Our Eclipse Trip (Part 4)

(Continued from Part 3)

The Wanderlodge behind us.

Now full of pizza and wings, we set off to find our way out of Butchertown.  Along the way, we were followed (and passed) by a beautifully kept Wanderlodge.  These are the ‘official’ company made RVs built out of school bus bodies (from 1968-2009).

The Wanderlodge heads off to parts unknown while we turn left. We had way more windows, though …)

As the Wanderlodge headed off on it’s own adventure, we made our way back onto the highway and over to the Bulliet Distillery.  The distillery is the only one in a rather industrial area just outside the city (map here) limits of Louisville as it was secured before the area was developed because of the availability of good water (and also to avoid paying taxes).  As it was, there were plenty of trucks and parking lots for heavy vehicles along the way.

One of the newer storage buildings.

The distillery was originally the the Stitzel-Weller Distilling Company  which was founded in 1935 with the combination of the distributor W. L. Weller & Sons, and the A. Ph.

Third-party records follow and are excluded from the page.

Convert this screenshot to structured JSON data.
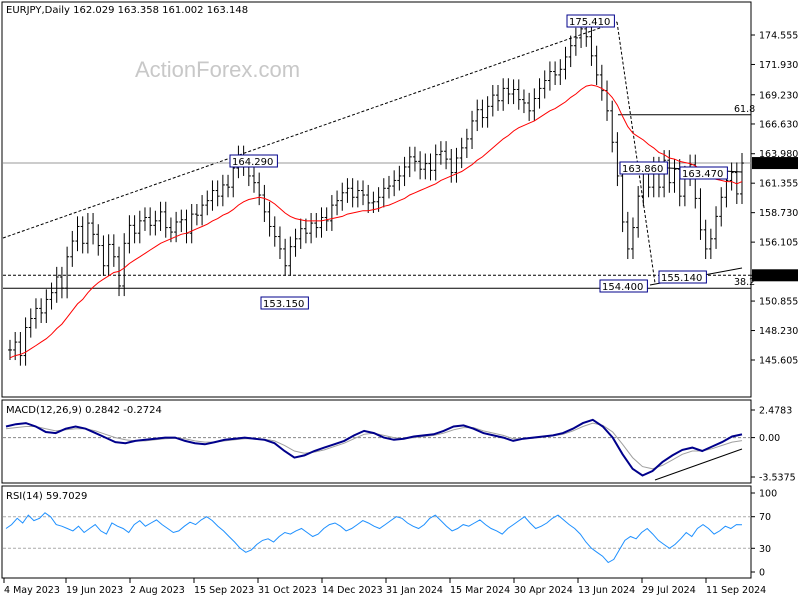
{
  "header": {
    "symbol_line": "EURJPY,Daily  162.029 163.358 161.002 163.148",
    "watermark": "ActionForex.com"
  },
  "colors": {
    "candles": "#000000",
    "ma": "#ff0000",
    "macd": "#00008b",
    "signal": "#a0a0a0",
    "rsi": "#1e90ff",
    "price_tag_bg": "#000000",
    "label_border": "#00008b"
  },
  "chart_data": [
    {
      "type": "line",
      "panel": "price",
      "title": "EURJPY,Daily",
      "ohlc_last": {
        "open": 162.029,
        "high": 163.358,
        "low": 161.002,
        "close": 163.148
      },
      "x_tick_labels": [
        "4 May 2023",
        "19 Jun 2023",
        "2 Aug 2023",
        "15 Sep 2023",
        "31 Oct 2023",
        "14 Dec 2023",
        "31 Jan 2024",
        "15 Mar 2024",
        "30 Apr 2024",
        "13 Jun 2024",
        "29 Jul 2024",
        "11 Sep 2024"
      ],
      "y_tick_labels": [
        "174.555",
        "171.930",
        "169.230",
        "166.630",
        "163.980",
        "161.355",
        "158.730",
        "156.105",
        "153.150",
        "150.855",
        "148.230",
        "145.605"
      ],
      "ylim": [
        145.605,
        176.2
      ],
      "price_tags": [
        {
          "value": 163.148,
          "label": "163.148"
        },
        {
          "value": 153.15,
          "label": "153.150"
        }
      ],
      "annotations": [
        {
          "text": "175.410",
          "value": 175.41
        },
        {
          "text": "164.290",
          "value": 164.29
        },
        {
          "text": "153.150",
          "value": 153.15
        },
        {
          "text": "163.860",
          "value": 163.86
        },
        {
          "text": "163.470",
          "value": 163.47
        },
        {
          "text": "154.400",
          "value": 154.4
        },
        {
          "text": "155.140",
          "value": 155.14
        }
      ],
      "fib_levels": [
        {
          "label": "61.8",
          "value": 167.45
        },
        {
          "label": "38.2",
          "value": 152.0
        }
      ],
      "series": [
        {
          "name": "",
          "kind": "close",
          "values": [
            146.5,
            147.2,
            146.0,
            148.5,
            149.3,
            150.2,
            149.8,
            151.0,
            151.6,
            153.0,
            152.0,
            154.8,
            156.2,
            157.5,
            156.0,
            157.8,
            156.8,
            155.8,
            154.0,
            155.9,
            154.8,
            152.2,
            156.0,
            157.6,
            156.9,
            158.0,
            158.3,
            157.6,
            158.0,
            158.8,
            157.4,
            157.0,
            157.9,
            158.1,
            156.9,
            158.6,
            158.5,
            159.4,
            159.8,
            160.7,
            160.2,
            161.2,
            161.0,
            162.7,
            163.8,
            162.9,
            162.0,
            161.4,
            160.3,
            158.8,
            157.5,
            156.6,
            155.5,
            154.0,
            155.7,
            156.4,
            157.3,
            156.9,
            157.8,
            157.4,
            158.3,
            158.0,
            159.4,
            159.8,
            160.5,
            160.9,
            160.1,
            160.7,
            160.3,
            159.6,
            159.7,
            160.1,
            160.9,
            161.1,
            161.6,
            162.0,
            162.8,
            163.7,
            163.3,
            162.6,
            163.1,
            162.5,
            163.9,
            164.2,
            163.5,
            162.3,
            163.6,
            164.5,
            165.3,
            166.9,
            167.9,
            167.2,
            168.2,
            169.2,
            168.7,
            169.8,
            169.3,
            169.7,
            168.8,
            168.5,
            167.8,
            168.9,
            169.8,
            170.5,
            171.3,
            171.0,
            171.5,
            172.6,
            173.6,
            174.3,
            175.1,
            174.4,
            172.7,
            171.0,
            169.6,
            167.8,
            165.0,
            162.0,
            157.9,
            155.5,
            157.4,
            160.2,
            162.3,
            161.0,
            162.8,
            161.0,
            163.4,
            161.4,
            162.6,
            160.2,
            162.0,
            163.0,
            160.0,
            157.2,
            155.5,
            156.4,
            158.4,
            160.1,
            161.6,
            162.3,
            160.4,
            163.148
          ]
        },
        {
          "name": "",
          "kind": "moving_average",
          "values": [
            145.8,
            146.0,
            146.1,
            146.3,
            146.6,
            146.9,
            147.2,
            147.5,
            147.9,
            148.4,
            148.8,
            149.4,
            150.0,
            150.6,
            151.0,
            151.6,
            152.1,
            152.5,
            152.8,
            153.1,
            153.4,
            153.5,
            153.8,
            154.2,
            154.5,
            154.8,
            155.1,
            155.4,
            155.7,
            156.0,
            156.2,
            156.4,
            156.6,
            156.8,
            156.9,
            157.1,
            157.3,
            157.5,
            157.7,
            158.0,
            158.2,
            158.5,
            158.7,
            159.0,
            159.4,
            159.7,
            159.9,
            160.0,
            160.1,
            160.0,
            159.8,
            159.5,
            159.1,
            158.7,
            158.4,
            158.2,
            158.1,
            158.0,
            158.0,
            158.0,
            158.0,
            158.1,
            158.2,
            158.3,
            158.4,
            158.6,
            158.7,
            158.8,
            158.9,
            158.9,
            159.0,
            159.1,
            159.3,
            159.4,
            159.6,
            159.8,
            160.0,
            160.3,
            160.5,
            160.7,
            160.9,
            161.1,
            161.3,
            161.6,
            161.8,
            162.0,
            162.2,
            162.4,
            162.7,
            163.0,
            163.4,
            163.7,
            164.1,
            164.5,
            164.9,
            165.3,
            165.6,
            166.0,
            166.3,
            166.5,
            166.7,
            166.9,
            167.2,
            167.5,
            167.8,
            168.0,
            168.3,
            168.6,
            169.0,
            169.3,
            169.7,
            170.0,
            170.1,
            170.0,
            169.8,
            169.5,
            169.0,
            168.3,
            167.3,
            166.4,
            165.8,
            165.5,
            165.2,
            164.8,
            164.5,
            164.1,
            163.9,
            163.6,
            163.5,
            163.3,
            163.2,
            163.1,
            162.9,
            162.6,
            162.2,
            161.9,
            161.7,
            161.6,
            161.5,
            161.5,
            161.3,
            161.5
          ]
        }
      ]
    },
    {
      "type": "line",
      "panel": "macd",
      "title": "MACD(12,26,9) 0.2842 -0.2724",
      "y_tick_labels": [
        "2.4783",
        "0.00",
        "-3.5375"
      ],
      "ylim": [
        -3.5375,
        2.4783
      ],
      "series": [
        {
          "name": "MACD(12,26,9)",
          "values": [
            1.0,
            1.2,
            1.3,
            1.0,
            0.5,
            0.4,
            0.8,
            1.0,
            0.8,
            0.4,
            0.0,
            -0.4,
            -0.5,
            -0.3,
            -0.2,
            -0.1,
            0.0,
            0.0,
            -0.3,
            -0.5,
            -0.6,
            -0.4,
            -0.2,
            -0.1,
            0.0,
            -0.1,
            -0.2,
            -0.5,
            -1.2,
            -1.8,
            -1.6,
            -1.2,
            -0.9,
            -0.6,
            -0.3,
            0.2,
            0.6,
            0.4,
            0.0,
            -0.2,
            -0.1,
            0.1,
            0.2,
            0.3,
            0.6,
            1.0,
            1.1,
            0.8,
            0.4,
            0.2,
            0.0,
            -0.3,
            -0.1,
            0.0,
            0.1,
            0.2,
            0.4,
            0.8,
            1.3,
            1.6,
            1.0,
            0.0,
            -1.5,
            -2.8,
            -3.4,
            -3.0,
            -2.2,
            -1.6,
            -1.1,
            -0.9,
            -1.2,
            -0.8,
            -0.4,
            0.1,
            0.2842
          ]
        },
        {
          "name": "Signal",
          "values": [
            0.8,
            0.9,
            1.0,
            1.0,
            0.8,
            0.6,
            0.7,
            0.8,
            0.8,
            0.6,
            0.3,
            0.0,
            -0.2,
            -0.3,
            -0.3,
            -0.2,
            -0.1,
            -0.05,
            -0.1,
            -0.3,
            -0.4,
            -0.4,
            -0.3,
            -0.2,
            -0.1,
            -0.1,
            -0.15,
            -0.3,
            -0.7,
            -1.2,
            -1.4,
            -1.3,
            -1.1,
            -0.8,
            -0.5,
            -0.1,
            0.3,
            0.4,
            0.2,
            0.0,
            -0.1,
            0.0,
            0.1,
            0.2,
            0.4,
            0.7,
            0.9,
            0.9,
            0.6,
            0.4,
            0.2,
            -0.1,
            -0.1,
            -0.05,
            0.05,
            0.15,
            0.3,
            0.6,
            1.0,
            1.3,
            1.1,
            0.5,
            -0.6,
            -1.8,
            -2.6,
            -2.8,
            -2.5,
            -2.0,
            -1.5,
            -1.2,
            -1.2,
            -1.0,
            -0.7,
            -0.4,
            -0.2724
          ]
        }
      ]
    },
    {
      "type": "line",
      "panel": "rsi",
      "title": "RSI(14) 59.7029",
      "y_tick_labels": [
        "100",
        "70",
        "30",
        "0"
      ],
      "ylim": [
        0,
        100
      ],
      "series": [
        {
          "name": "RSI(14)",
          "values": [
            55,
            60,
            68,
            62,
            72,
            65,
            68,
            75,
            70,
            60,
            58,
            55,
            52,
            58,
            50,
            55,
            60,
            52,
            48,
            62,
            58,
            55,
            50,
            60,
            65,
            58,
            62,
            66,
            60,
            55,
            50,
            52,
            58,
            63,
            60,
            66,
            70,
            65,
            58,
            52,
            45,
            38,
            30,
            25,
            28,
            35,
            40,
            42,
            38,
            45,
            50,
            48,
            52,
            55,
            50,
            45,
            48,
            55,
            60,
            62,
            58,
            52,
            55,
            60,
            65,
            62,
            58,
            55,
            60,
            65,
            70,
            68,
            62,
            58,
            55,
            60,
            68,
            72,
            65,
            58,
            52,
            55,
            60,
            58,
            62,
            66,
            60,
            55,
            52,
            48,
            55,
            60,
            65,
            70,
            62,
            55,
            58,
            62,
            68,
            72,
            66,
            60,
            55,
            48,
            38,
            30,
            25,
            20,
            12,
            16,
            28,
            40,
            45,
            42,
            50,
            55,
            48,
            40,
            35,
            30,
            35,
            42,
            50,
            45,
            55,
            60,
            55,
            48,
            52,
            58,
            55,
            60,
            59.7
          ]
        }
      ]
    }
  ]
}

Stitzel Distillery.  Known for their ‘Old Fitzgerald’, ‘W.L. Weller’, ‘Pappy Van Winkle’, and other brands through 1972, when the distillery closed though the storage buildings continued to age barrels (at the height of it’s operations, the storage buildings could house 800,000 cases worth of bourbon).

Our tour guide walking us through the distilling process on a display of the facilities.

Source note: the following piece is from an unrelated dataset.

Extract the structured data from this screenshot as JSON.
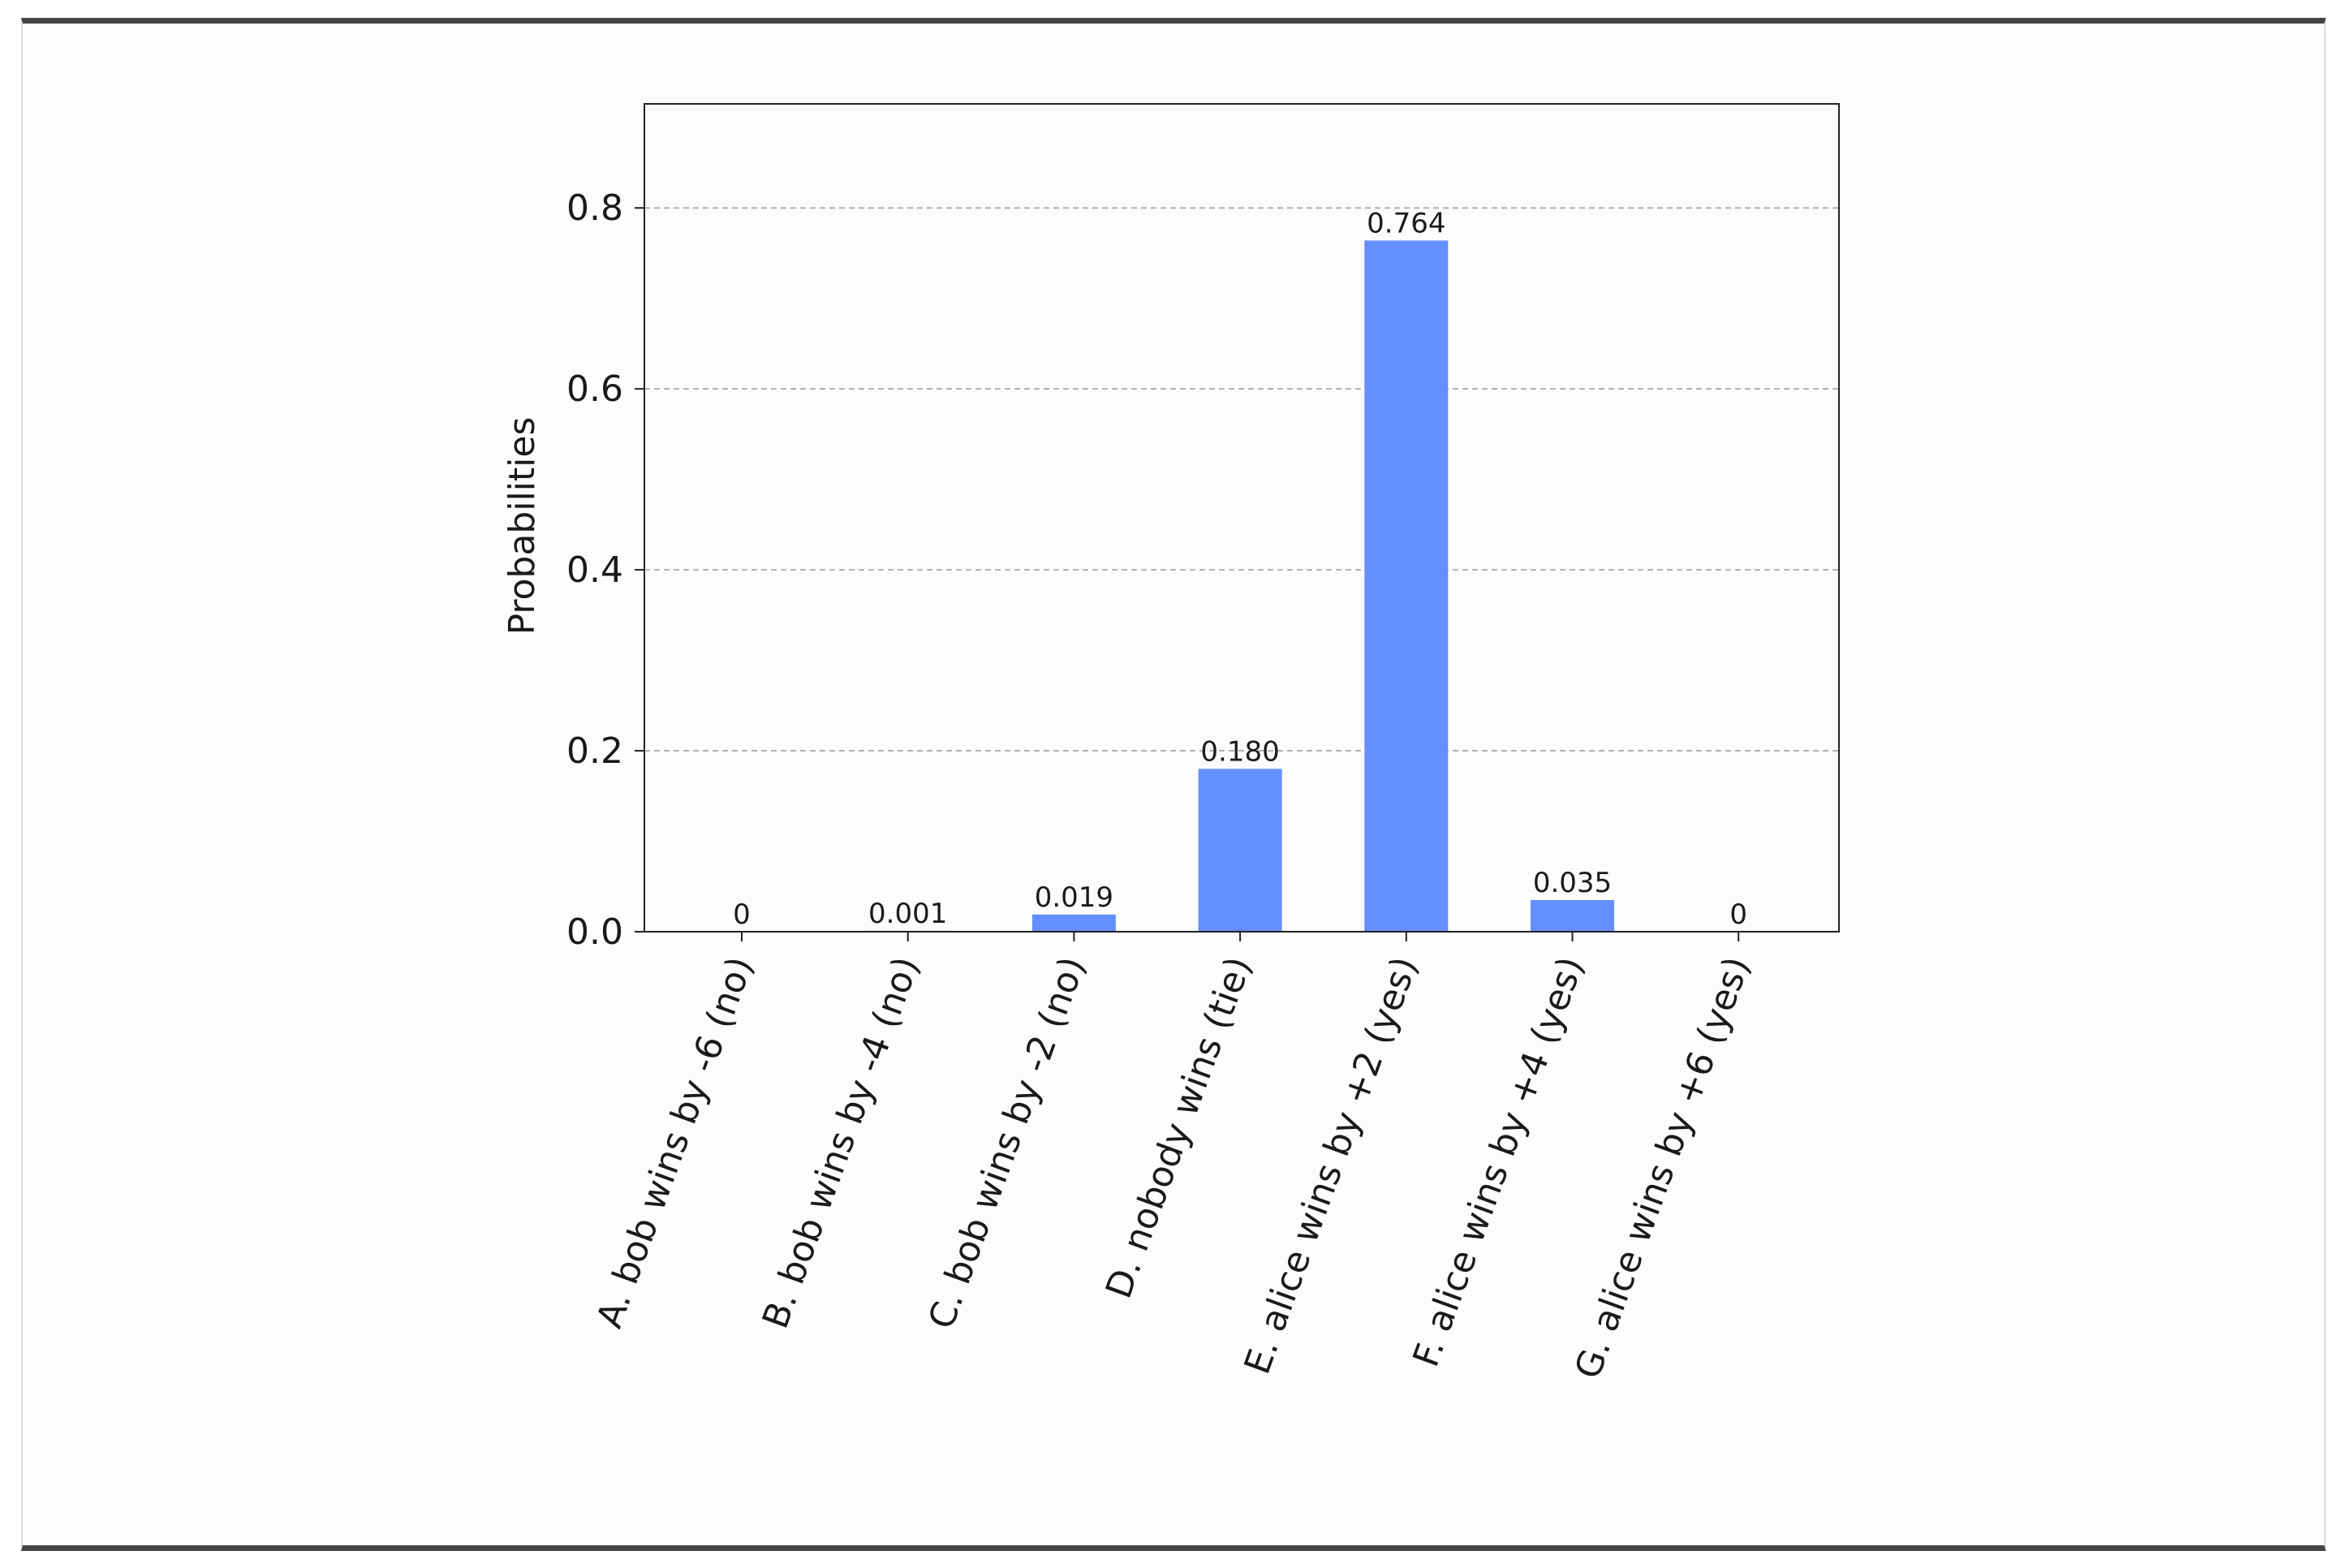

Bulleit was started (again) in 1987, and used some of the facilities at the Sitzel-Weller plant (though production other that R&D was moved before our tour – be on the lookout for a chocolate rye to be coming out in a few years!).

In the cooperage.

One of the cool things on the tour was seeing one of the few remaining historic cooperage buildings still with gear in it.  It had the facilities to empty a leaking barrel, remove the ends and bands, and allow the staves to be splayed, replaced, or leaks packed with rushes (rushes impart no odd flavors, it turns out).

A quick lesson on repairing a leaking barrel.
Quality control is first!

The highlight of the tour was the tasting. We tasted not only the regular Bulliet, but the 10 year-old, the single barrel uncut, the Rye Whiskey, and

some of the historic blend that’s being made with some of the orphan barrels that were left over when Bulliet took the space over.

But alas, it was over all too soon.  Though we did still have a drive ahead of us, and one of the things that I never seem to be able to do is get to a campground while it’s still light.  So, off we set for Metropolis.

And wound up in a traffic jam.  There were two accidents within a mile of each other and the multiple lanes of traffic were just crawling.

Finally we were in the clear and moved easily down I-65, until we hit the interchange with the Western Kentucky Parkway, which becomes I-69 near Morton’s gap. The interchange had a 15-20 minute stop-and-go traffic jam because of the merging with the Elizabethtown exits, but before we could get to that we had to climb the hill.

And the boy got plenty of reading done …

But once we got onto the Parkway, the engine was nice and cool, and we sailed along.  The Parkway runs nearly straight west, but with lots of hills, though none big enough to slow us down to shift into fourth.

Finally, we hit the end of I-69 where it intersects with I-24, which we took toward Paducah.  We got glimpses of the Cumberland and Tennessee Rivers, but it was starting to get toward evening and I had high hopes of getting to Fort Massac before dark. (I seem to have a hard time ending up at our campsite before dark for some reason.)

Looking west from the I-24 bridge over the Ohio River. Metropolis is just a few miles downriver.

But there was still some light as we got through Paducah and headed back across the Ohio River again and into Illinois.

Our exit was just past the bridge, and then it was only a couple of miles to our site.  Finally, we were at our location for the eclipse, safe, sound, and kind of tired!